News 12 First at 5, Sept. 18, 2007
BELVEDERE, S.C.--There's confusion at one polling place for today's South Carolina District 25 Republican Primary. It's at Nancy Carson Library. That's where voters from the 9th precinct are supposed to vote. But only a handful can cast their ballots.
David Brunson came out to do his constitutional duty: vote in the special Republican Primary Election for Senate District 25. He lives in Precinct 9 which covers Belvedere.
There's one problem: he can't vote. Not because he doesn't want to, but when he went to cast his vote, he found out here's not in District 25 anymore.
"The citizens don't know what's going on and we get here and only 5 people -- get that 5 people -- are allowed to vote and that's it. So what are you going to do?"
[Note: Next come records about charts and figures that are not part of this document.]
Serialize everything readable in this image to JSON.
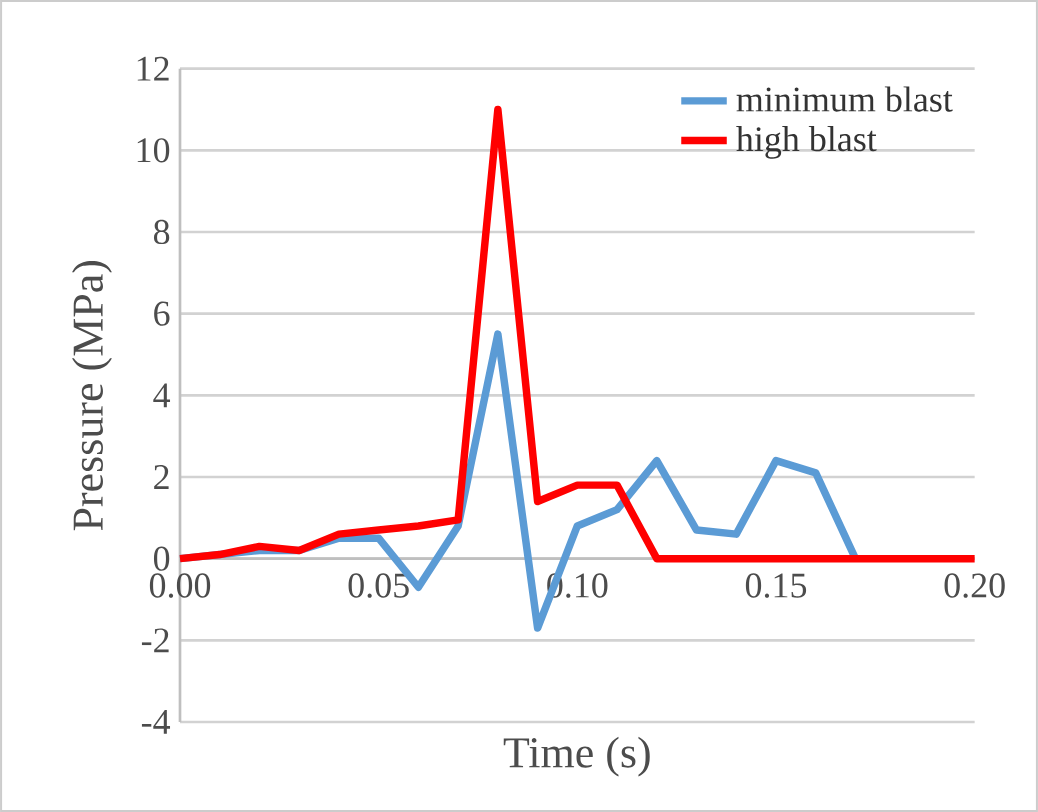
{
  "chart_data": {
    "type": "line",
    "xlabel": "Time (s)",
    "ylabel": "Pressure (MPa)",
    "x": [
      0,
      0.01,
      0.02,
      0.03,
      0.04,
      0.05,
      0.06,
      0.07,
      0.08,
      0.09,
      0.1,
      0.11,
      0.12,
      0.13,
      0.14,
      0.15,
      0.16,
      0.17,
      0.18,
      0.19,
      0.2
    ],
    "series": [
      {
        "name": "minimum blast",
        "color": "#5b9bd5",
        "values": [
          0,
          0.1,
          0.2,
          0.2,
          0.5,
          0.5,
          -0.7,
          0.8,
          5.5,
          -1.7,
          0.8,
          1.2,
          2.4,
          0.7,
          0.6,
          2.4,
          2.1,
          0,
          null,
          null,
          null
        ]
      },
      {
        "name": "high blast",
        "color": "#ff0000",
        "values": [
          0,
          0.1,
          0.3,
          0.2,
          0.6,
          0.7,
          0.8,
          0.95,
          11,
          1.4,
          1.8,
          1.8,
          0,
          0,
          0,
          0,
          0,
          0,
          0,
          0,
          0
        ]
      }
    ],
    "xlim": [
      0,
      0.2
    ],
    "xticks": [
      {
        "value": 0,
        "label": "0.00"
      },
      0.05,
      {
        "value": 0.1,
        "label": "0.10"
      },
      0.15,
      {
        "value": 0.2,
        "label": "0.20"
      }
    ],
    "ylim": [
      -4,
      12
    ],
    "yticks": [
      -4,
      -2,
      0,
      2,
      4,
      6,
      8,
      10,
      12
    ],
    "grid": "y",
    "legend": "top right",
    "marker": "none",
    "line_style": "solid"
  }
}
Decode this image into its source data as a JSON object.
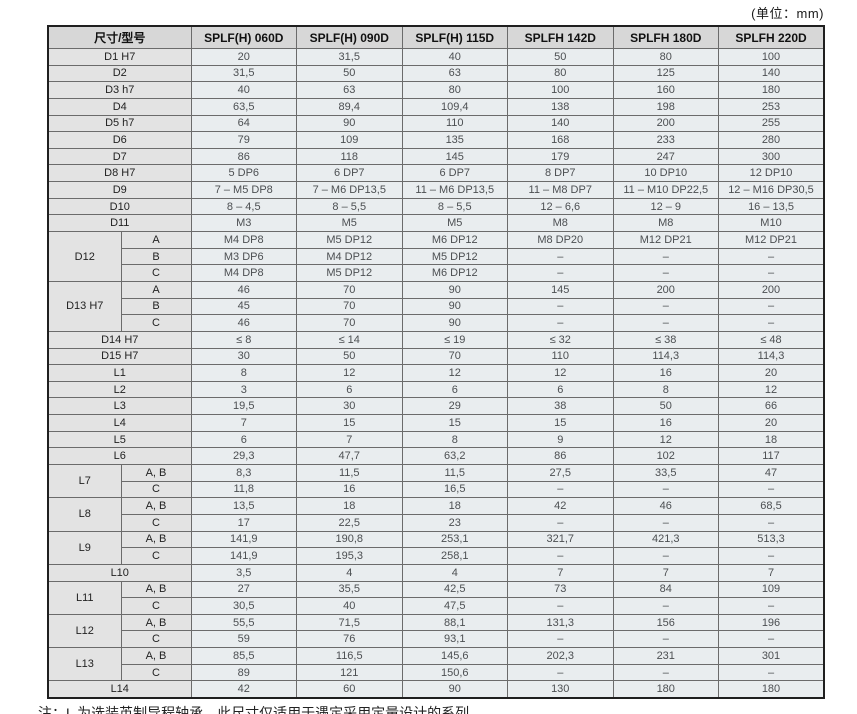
{
  "unit_note": "(单位：mm)",
  "footnote": "注：L 为选装英制导程轴承，此尺寸仅适用于遇定采用定量设计的系列",
  "colors": {
    "header_bg": "#d7d7d7",
    "row_label_bg": "#e3e3e3",
    "data_cell_bg": "#e9edef",
    "inner_border": "#6b6b6b",
    "outer_border": "#1f1f1f"
  },
  "table": {
    "header": {
      "dim_col": "尺寸/型号",
      "models": [
        "SPLF(H) 060D",
        "SPLF(H) 090D",
        "SPLF(H) 115D",
        "SPLFH 142D",
        "SPLFH 180D",
        "SPLFH 220D"
      ]
    },
    "groups": [
      {
        "label": "D1 H7",
        "rows": [
          {
            "values": [
              "20",
              "31,5",
              "40",
              "50",
              "80",
              "100"
            ]
          }
        ]
      },
      {
        "label": "D2",
        "rows": [
          {
            "values": [
              "31,5",
              "50",
              "63",
              "80",
              "125",
              "140"
            ]
          }
        ]
      },
      {
        "label": "D3 h7",
        "rows": [
          {
            "values": [
              "40",
              "63",
              "80",
              "100",
              "160",
              "180"
            ]
          }
        ]
      },
      {
        "label": "D4",
        "rows": [
          {
            "values": [
              "63,5",
              "89,4",
              "109,4",
              "138",
              "198",
              "253"
            ]
          }
        ]
      },
      {
        "label": "D5 h7",
        "rows": [
          {
            "values": [
              "64",
              "90",
              "110",
              "140",
              "200",
              "255"
            ]
          }
        ]
      },
      {
        "label": "D6",
        "rows": [
          {
            "values": [
              "79",
              "109",
              "135",
              "168",
              "233",
              "280"
            ]
          }
        ]
      },
      {
        "label": "D7",
        "rows": [
          {
            "values": [
              "86",
              "118",
              "145",
              "179",
              "247",
              "300"
            ]
          }
        ]
      },
      {
        "label": "D8 H7",
        "rows": [
          {
            "values": [
              "5 DP6",
              "6 DP7",
              "6 DP7",
              "8 DP7",
              "10 DP10",
              "12 DP10"
            ]
          }
        ]
      },
      {
        "label": "D9",
        "rows": [
          {
            "values": [
              "7 – M5 DP8",
              "7 – M6 DP13,5",
              "11 – M6 DP13,5",
              "11 – M8 DP7",
              "11 – M10 DP22,5",
              "12 – M16 DP30,5"
            ]
          }
        ]
      },
      {
        "label": "D10",
        "rows": [
          {
            "values": [
              "8 – 4,5",
              "8 – 5,5",
              "8 – 5,5",
              "12 – 6,6",
              "12 – 9",
              "16 – 13,5"
            ]
          }
        ]
      },
      {
        "label": "D11",
        "rows": [
          {
            "values": [
              "M3",
              "M5",
              "M5",
              "M8",
              "M8",
              "M10"
            ]
          }
        ]
      },
      {
        "label": "D12",
        "rows": [
          {
            "sub": "A",
            "values": [
              "M4 DP8",
              "M5 DP12",
              "M6 DP12",
              "M8 DP20",
              "M12 DP21",
              "M12 DP21"
            ]
          },
          {
            "sub": "B",
            "values": [
              "M3 DP6",
              "M4 DP12",
              "M5 DP12",
              "–",
              "–",
              "–"
            ]
          },
          {
            "sub": "C",
            "values": [
              "M4 DP8",
              "M5 DP12",
              "M6 DP12",
              "–",
              "–",
              "–"
            ]
          }
        ]
      },
      {
        "label": "D13 H7",
        "rows": [
          {
            "sub": "A",
            "values": [
              "46",
              "70",
              "90",
              "145",
              "200",
              "200"
            ]
          },
          {
            "sub": "B",
            "values": [
              "45",
              "70",
              "90",
              "–",
              "–",
              "–"
            ]
          },
          {
            "sub": "C",
            "values": [
              "46",
              "70",
              "90",
              "–",
              "–",
              "–"
            ]
          }
        ]
      },
      {
        "label": "D14 H7",
        "rows": [
          {
            "values": [
              "≤ 8",
              "≤ 14",
              "≤ 19",
              "≤ 32",
              "≤ 38",
              "≤ 48"
            ]
          }
        ]
      },
      {
        "label": "D15 H7",
        "rows": [
          {
            "values": [
              "30",
              "50",
              "70",
              "110",
              "114,3",
              "114,3"
            ]
          }
        ]
      },
      {
        "label": "L1",
        "rows": [
          {
            "values": [
              "8",
              "12",
              "12",
              "12",
              "16",
              "20"
            ]
          }
        ]
      },
      {
        "label": "L2",
        "rows": [
          {
            "values": [
              "3",
              "6",
              "6",
              "6",
              "8",
              "12"
            ]
          }
        ]
      },
      {
        "label": "L3",
        "rows": [
          {
            "values": [
              "19,5",
              "30",
              "29",
              "38",
              "50",
              "66"
            ]
          }
        ]
      },
      {
        "label": "L4",
        "rows": [
          {
            "values": [
              "7",
              "15",
              "15",
              "15",
              "16",
              "20"
            ]
          }
        ]
      },
      {
        "label": "L5",
        "rows": [
          {
            "values": [
              "6",
              "7",
              "8",
              "9",
              "12",
              "18"
            ]
          }
        ]
      },
      {
        "label": "L6",
        "rows": [
          {
            "values": [
              "29,3",
              "47,7",
              "63,2",
              "86",
              "102",
              "117"
            ]
          }
        ]
      },
      {
        "label": "L7",
        "rows": [
          {
            "sub": "A, B",
            "values": [
              "8,3",
              "11,5",
              "11,5",
              "27,5",
              "33,5",
              "47"
            ]
          },
          {
            "sub": "C",
            "values": [
              "11,8",
              "16",
              "16,5",
              "–",
              "–",
              "–"
            ]
          }
        ]
      },
      {
        "label": "L8",
        "rows": [
          {
            "sub": "A, B",
            "values": [
              "13,5",
              "18",
              "18",
              "42",
              "46",
              "68,5"
            ]
          },
          {
            "sub": "C",
            "values": [
              "17",
              "22,5",
              "23",
              "–",
              "–",
              "–"
            ]
          }
        ]
      },
      {
        "label": "L9",
        "rows": [
          {
            "sub": "A, B",
            "values": [
              "141,9",
              "190,8",
              "253,1",
              "321,7",
              "421,3",
              "513,3"
            ]
          },
          {
            "sub": "C",
            "values": [
              "141,9",
              "195,3",
              "258,1",
              "–",
              "–",
              "–"
            ]
          }
        ]
      },
      {
        "label": "L10",
        "rows": [
          {
            "values": [
              "3,5",
              "4",
              "4",
              "7",
              "7",
              "7"
            ]
          }
        ]
      },
      {
        "label": "L11",
        "rows": [
          {
            "sub": "A, B",
            "values": [
              "27",
              "35,5",
              "42,5",
              "73",
              "84",
              "109"
            ]
          },
          {
            "sub": "C",
            "values": [
              "30,5",
              "40",
              "47,5",
              "–",
              "–",
              "–"
            ]
          }
        ]
      },
      {
        "label": "L12",
        "rows": [
          {
            "sub": "A, B",
            "values": [
              "55,5",
              "71,5",
              "88,1",
              "131,3",
              "156",
              "196"
            ]
          },
          {
            "sub": "C",
            "values": [
              "59",
              "76",
              "93,1",
              "–",
              "–",
              "–"
            ]
          }
        ]
      },
      {
        "label": "L13",
        "rows": [
          {
            "sub": "A, B",
            "values": [
              "85,5",
              "116,5",
              "145,6",
              "202,3",
              "231",
              "301"
            ]
          },
          {
            "sub": "C",
            "values": [
              "89",
              "121",
              "150,6",
              "–",
              "–",
              "–"
            ]
          }
        ]
      },
      {
        "label": "L14",
        "rows": [
          {
            "values": [
              "42",
              "60",
              "90",
              "130",
              "180",
              "180"
            ]
          }
        ]
      }
    ]
  }
}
David isn't the only one confused. Another voter says, "I vote here every year."
The problem: in 2004, the State redrew Senate District lines. Normally when that happens in a precinct, it's divided evenly. But not this time. Only 5 can vote; the rest are part of Senate District 24.
"Out of approximately 1500 voters, only 5 of them are in Senate District 25 and are eligible to vote in this election," says Exec. Director of Regulations and Elections Commission Stuart Bedendaugh.
David's upset. Not just because he can't vote, but for the candidates, too.
"They need to be aware of where the voting lines are so they don't waste their money that people have given to them," says David.
And even with only 5 people voting, officials say they can't just pick up those people. It's up to the voter to cast their ballet.